Enrique Vazquez Oria

Don Rafael, el frutero…

Hoy quiero traerles al arrumaco de nuestro fuego una historia digna de ser contada. Tengo por buena costumbre últimamente departir con Don Rafael, el frutero de mi barrio, sobre cualquier cosa que venga a cuento. Un día fútbol, otro día es política, algunos sobre pura filosofía, de vida, claro, porque en eso, créanme, es una eminencia. Ocurre hasta que el pequeño dispensario se le llena de marujonas y con un leve guiño me despide, y así viene ocurriendo desde hace tiempo. Don Rafael es un hombre recio, de los de antes, con el mentón pronunciado y las manos gruesas, herencia de otro tiempo donde cultivaba su propia huerta. Peina canas pero conserva el pelo, como él dice, blancas como su corazón, sevillista y libre. Tiene guardada una sonrisa y un consejo para todo aquel que asome, y es que se conoce al dedillo las propiedades curativas de su fruta. Que si usted anda cansado, sus naranjas, la mejores; que si la señora tiene mal las articulaciones, manzanas y peras de agua, no lo dude.

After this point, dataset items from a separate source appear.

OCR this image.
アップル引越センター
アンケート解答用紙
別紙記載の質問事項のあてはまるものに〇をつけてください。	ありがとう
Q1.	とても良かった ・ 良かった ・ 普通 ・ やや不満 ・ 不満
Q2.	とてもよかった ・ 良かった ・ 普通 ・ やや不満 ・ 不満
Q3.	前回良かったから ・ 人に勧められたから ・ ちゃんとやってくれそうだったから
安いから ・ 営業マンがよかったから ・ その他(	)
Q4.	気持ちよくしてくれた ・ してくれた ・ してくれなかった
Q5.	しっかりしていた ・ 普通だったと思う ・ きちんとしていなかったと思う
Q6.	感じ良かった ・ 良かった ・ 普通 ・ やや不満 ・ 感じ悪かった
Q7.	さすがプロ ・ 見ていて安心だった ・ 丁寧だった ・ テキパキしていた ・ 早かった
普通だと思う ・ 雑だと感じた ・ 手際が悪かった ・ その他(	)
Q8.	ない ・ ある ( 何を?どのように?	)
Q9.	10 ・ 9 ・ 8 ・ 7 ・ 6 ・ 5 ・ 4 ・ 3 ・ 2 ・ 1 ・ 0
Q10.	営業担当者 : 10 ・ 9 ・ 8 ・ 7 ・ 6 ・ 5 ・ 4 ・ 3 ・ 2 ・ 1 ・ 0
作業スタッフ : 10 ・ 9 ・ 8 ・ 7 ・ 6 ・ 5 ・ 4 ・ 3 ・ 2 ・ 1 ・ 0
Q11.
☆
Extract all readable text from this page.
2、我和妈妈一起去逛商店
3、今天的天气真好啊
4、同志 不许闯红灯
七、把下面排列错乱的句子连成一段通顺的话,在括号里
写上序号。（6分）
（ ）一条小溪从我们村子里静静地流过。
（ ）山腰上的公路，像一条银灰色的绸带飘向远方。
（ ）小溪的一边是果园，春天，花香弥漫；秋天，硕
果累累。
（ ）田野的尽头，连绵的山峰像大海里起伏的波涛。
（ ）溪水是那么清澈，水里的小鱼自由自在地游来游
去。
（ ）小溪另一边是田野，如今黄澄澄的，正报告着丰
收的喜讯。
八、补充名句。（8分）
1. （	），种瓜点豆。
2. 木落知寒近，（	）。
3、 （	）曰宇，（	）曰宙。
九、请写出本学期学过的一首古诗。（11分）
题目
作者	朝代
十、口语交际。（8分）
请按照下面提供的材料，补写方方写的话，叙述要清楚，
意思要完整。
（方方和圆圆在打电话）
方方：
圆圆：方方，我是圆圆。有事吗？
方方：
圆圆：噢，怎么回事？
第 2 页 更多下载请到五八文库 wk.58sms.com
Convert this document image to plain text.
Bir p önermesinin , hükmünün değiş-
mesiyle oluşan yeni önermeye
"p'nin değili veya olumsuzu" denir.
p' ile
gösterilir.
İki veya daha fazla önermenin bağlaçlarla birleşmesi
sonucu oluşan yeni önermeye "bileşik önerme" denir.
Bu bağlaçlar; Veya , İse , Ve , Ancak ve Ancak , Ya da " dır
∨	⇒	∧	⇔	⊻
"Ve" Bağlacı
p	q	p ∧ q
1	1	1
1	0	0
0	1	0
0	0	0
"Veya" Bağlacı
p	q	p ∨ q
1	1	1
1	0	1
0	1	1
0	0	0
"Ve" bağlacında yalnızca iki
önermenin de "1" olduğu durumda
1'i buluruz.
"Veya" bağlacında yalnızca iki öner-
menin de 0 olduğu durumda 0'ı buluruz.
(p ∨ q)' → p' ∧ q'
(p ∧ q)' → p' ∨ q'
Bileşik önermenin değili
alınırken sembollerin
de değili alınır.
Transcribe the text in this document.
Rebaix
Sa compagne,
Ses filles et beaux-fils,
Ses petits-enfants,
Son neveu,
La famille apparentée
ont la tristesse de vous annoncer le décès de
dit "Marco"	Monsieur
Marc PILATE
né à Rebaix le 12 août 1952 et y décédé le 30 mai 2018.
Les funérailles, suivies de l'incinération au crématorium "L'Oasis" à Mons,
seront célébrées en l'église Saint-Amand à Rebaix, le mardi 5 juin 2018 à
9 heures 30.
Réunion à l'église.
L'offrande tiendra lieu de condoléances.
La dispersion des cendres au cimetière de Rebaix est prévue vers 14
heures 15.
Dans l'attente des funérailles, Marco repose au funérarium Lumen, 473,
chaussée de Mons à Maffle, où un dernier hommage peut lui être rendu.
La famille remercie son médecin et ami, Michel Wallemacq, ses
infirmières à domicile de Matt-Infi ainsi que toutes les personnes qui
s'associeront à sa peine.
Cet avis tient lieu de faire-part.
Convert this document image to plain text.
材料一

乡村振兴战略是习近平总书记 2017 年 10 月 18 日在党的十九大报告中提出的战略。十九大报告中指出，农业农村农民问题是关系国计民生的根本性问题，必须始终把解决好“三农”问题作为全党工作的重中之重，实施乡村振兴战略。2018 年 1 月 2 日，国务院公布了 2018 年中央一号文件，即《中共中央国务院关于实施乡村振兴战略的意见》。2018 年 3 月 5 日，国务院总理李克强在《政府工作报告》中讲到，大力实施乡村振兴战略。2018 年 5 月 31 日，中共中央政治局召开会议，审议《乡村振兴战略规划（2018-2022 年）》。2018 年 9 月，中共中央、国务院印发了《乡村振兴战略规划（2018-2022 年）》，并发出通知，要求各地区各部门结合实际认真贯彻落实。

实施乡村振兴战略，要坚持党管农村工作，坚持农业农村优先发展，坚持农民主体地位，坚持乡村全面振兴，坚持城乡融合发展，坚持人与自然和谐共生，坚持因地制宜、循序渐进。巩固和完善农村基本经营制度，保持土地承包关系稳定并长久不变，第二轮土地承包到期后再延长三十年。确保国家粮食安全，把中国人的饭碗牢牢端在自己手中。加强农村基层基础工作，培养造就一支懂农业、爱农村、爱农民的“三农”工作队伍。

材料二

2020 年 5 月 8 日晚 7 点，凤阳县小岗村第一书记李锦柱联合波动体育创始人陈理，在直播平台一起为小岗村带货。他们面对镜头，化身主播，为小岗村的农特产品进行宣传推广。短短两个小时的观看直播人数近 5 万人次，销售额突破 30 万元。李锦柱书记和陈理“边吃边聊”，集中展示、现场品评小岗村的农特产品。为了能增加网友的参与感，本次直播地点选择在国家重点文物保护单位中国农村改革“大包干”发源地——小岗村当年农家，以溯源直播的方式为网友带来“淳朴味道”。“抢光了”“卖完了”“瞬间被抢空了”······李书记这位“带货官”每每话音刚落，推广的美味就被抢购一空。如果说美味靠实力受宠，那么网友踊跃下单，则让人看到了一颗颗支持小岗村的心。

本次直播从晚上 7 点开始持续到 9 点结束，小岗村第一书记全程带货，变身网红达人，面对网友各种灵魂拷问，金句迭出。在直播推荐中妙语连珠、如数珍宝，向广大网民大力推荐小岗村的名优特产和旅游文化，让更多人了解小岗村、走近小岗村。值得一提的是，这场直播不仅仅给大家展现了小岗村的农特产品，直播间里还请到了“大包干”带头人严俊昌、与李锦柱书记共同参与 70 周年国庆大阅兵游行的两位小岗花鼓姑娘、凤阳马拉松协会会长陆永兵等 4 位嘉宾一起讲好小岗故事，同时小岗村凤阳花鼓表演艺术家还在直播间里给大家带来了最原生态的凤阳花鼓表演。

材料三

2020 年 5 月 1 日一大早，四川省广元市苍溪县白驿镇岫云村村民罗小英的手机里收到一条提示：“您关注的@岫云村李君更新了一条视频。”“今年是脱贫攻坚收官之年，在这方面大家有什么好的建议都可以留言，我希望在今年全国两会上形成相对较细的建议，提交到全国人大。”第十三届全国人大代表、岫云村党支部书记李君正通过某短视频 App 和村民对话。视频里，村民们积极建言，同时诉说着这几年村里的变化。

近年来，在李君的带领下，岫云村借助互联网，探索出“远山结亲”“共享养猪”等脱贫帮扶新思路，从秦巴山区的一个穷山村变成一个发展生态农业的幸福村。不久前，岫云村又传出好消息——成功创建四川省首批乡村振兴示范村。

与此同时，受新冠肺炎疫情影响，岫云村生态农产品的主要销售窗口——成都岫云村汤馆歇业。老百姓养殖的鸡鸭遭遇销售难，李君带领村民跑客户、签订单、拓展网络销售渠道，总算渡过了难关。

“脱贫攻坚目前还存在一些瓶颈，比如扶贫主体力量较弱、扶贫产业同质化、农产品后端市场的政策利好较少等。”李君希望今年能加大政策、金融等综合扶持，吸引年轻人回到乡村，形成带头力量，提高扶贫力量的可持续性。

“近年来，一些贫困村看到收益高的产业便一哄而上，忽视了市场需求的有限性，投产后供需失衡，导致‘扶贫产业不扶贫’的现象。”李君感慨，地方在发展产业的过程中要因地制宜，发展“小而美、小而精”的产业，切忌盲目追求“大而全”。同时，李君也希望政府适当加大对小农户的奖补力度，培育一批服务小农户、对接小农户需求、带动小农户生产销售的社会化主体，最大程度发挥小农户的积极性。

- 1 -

Tan bien lo hace que uno sale de allí convencido de lo que se lleva, además de llevarte de regalo una sonrisa, su sonrisa, gesto apreciado por todo el que le estima, pues lleva vendiendo fruta, en el mismo puesto, casi cincuenta años. Siempre con su esposa, hasta que se la llevó el cáncer un frío invierno, pero Rafael no perdió jamás las buenas maneras y las ganas de vida, y eso le hace grande entre los grandes, y testigos somos todos los que allí acudimos cada mañana…
La casualidad quiso que, desayunando en una pequeña taberna que hay al lado de su puesto, el camarero y dueño, compañero de mili de Rafael y algo más que un amigo para nuestro protagonista, me hiciera una confesión entre café y café. Al parecer, desde hacía dos años, desde que su mujer faltaba, Rafael iba a tomarse el vinito a su bar, los Viernes tarde, como premio a una semana dura. Y cada Viernes, Rafael, solemne, le pedía al dueño permiso para hacer desde allí una llamada. -Era corta, él no hablaba, me extrañó desde el principio…- me dijo el dueño. Y fue cuando un día decidió, al irse Rafael, pulsar sobre el botón de rellamada, extrañado por tanto misterio…
Tenían que ver sus ojos brillantes. Me comentó que aún le temblaban las piernas al recordar al otro lado del auricular la voz de su esposa, la de Rafael, que hablaba, con voz joven, de dejar el mensaje después de la señal. Entonces entendió que Don Rafael llamaba a su propia casa para escucharla, cada semana después de la copita, aunque fuera sólo una grabación de contestador, pero probablemente la única manera de sentirla cerca, al menos un momento, suficiente para seguir adelante. Es quizás por eso que nuestro héroe no ha perdido la sonrisa, es por eso, y por mucho más, que Rafael, el frutero de mi barrio, tiene mi eterno respeto…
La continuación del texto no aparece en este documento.